I looked into this today.
* Arrays and composites

Better ability in libpq to parse and construct arrays and composites
would be helpful. I think this is worthwhile to consider, and I would
expose the functionality (at least for arrays) in ruby-pg if available.
* Binary formatting

The exclusive use of binary formats is worrisome to me. This circumvents
one level of indirection that we have (i.e. that everything moves
through in/out functions), and will impose a backwards-compatibility
requirement on the internal representation of data types, including
user-defined data types. As far as I know, we currently have no such
requirement, even for built-in types.
* Type conversion callbacks

The type conversion hooks make some sense, but I have reservations about
that policy as well. The data types in PostgreSQL will never match
perfectly the data types in a host language -- NULL in particular
doesn't have a direct counterpart.

If there were a perfect mapping of types, it would seem like a much
better idea. The problem is that we don't want to have some types that
are perfectly mapped (e.g. int, bytea), some that are imperfectly mapped
(e.g. dates, numeric), and some types that have no conversion defined
and fall back to something else. In this case, the result format is
always binary, so we can't even fall back to text.

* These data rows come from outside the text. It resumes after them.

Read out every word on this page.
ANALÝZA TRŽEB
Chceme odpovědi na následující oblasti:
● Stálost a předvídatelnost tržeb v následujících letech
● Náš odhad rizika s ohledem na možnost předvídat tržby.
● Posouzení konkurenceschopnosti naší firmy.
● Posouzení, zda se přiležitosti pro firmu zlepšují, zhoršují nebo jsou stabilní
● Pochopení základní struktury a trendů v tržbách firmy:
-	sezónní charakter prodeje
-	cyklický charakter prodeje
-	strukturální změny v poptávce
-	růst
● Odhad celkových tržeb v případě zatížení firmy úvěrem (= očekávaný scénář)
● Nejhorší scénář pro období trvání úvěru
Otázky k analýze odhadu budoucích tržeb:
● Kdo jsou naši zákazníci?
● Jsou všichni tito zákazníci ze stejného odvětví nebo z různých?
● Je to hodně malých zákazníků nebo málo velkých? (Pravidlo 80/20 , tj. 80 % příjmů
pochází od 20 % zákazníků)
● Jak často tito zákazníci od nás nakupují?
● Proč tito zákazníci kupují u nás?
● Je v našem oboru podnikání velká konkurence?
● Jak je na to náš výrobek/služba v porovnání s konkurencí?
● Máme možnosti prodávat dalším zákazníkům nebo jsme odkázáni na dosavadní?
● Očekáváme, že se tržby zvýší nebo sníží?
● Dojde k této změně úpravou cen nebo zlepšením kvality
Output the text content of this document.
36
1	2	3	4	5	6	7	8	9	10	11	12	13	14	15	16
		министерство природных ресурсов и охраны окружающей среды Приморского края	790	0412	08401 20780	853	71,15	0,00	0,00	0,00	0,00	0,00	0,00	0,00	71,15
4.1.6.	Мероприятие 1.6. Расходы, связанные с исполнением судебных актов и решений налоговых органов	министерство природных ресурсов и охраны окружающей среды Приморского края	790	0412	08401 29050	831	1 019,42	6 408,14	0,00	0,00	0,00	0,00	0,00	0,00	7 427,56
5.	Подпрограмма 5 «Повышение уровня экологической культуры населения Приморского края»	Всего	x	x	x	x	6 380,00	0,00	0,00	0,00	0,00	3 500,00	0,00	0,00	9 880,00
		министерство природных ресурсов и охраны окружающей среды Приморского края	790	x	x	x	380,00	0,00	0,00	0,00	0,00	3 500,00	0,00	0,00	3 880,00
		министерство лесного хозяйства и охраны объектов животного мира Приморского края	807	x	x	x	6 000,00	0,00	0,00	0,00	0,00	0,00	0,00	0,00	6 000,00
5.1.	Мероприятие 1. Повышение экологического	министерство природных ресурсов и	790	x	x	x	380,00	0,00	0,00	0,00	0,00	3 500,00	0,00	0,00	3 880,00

In my experience trying to implicitly map to types doesn't save a lot of
time for the developer. You end up spending time referencing the
documentation (or some other part of the code) to figure out how the
edge cases are being handled rather than just handling them explicitly
in the code. For instance, wrapping a value you expect to be a date in
Date.parse() is more readable in most cases.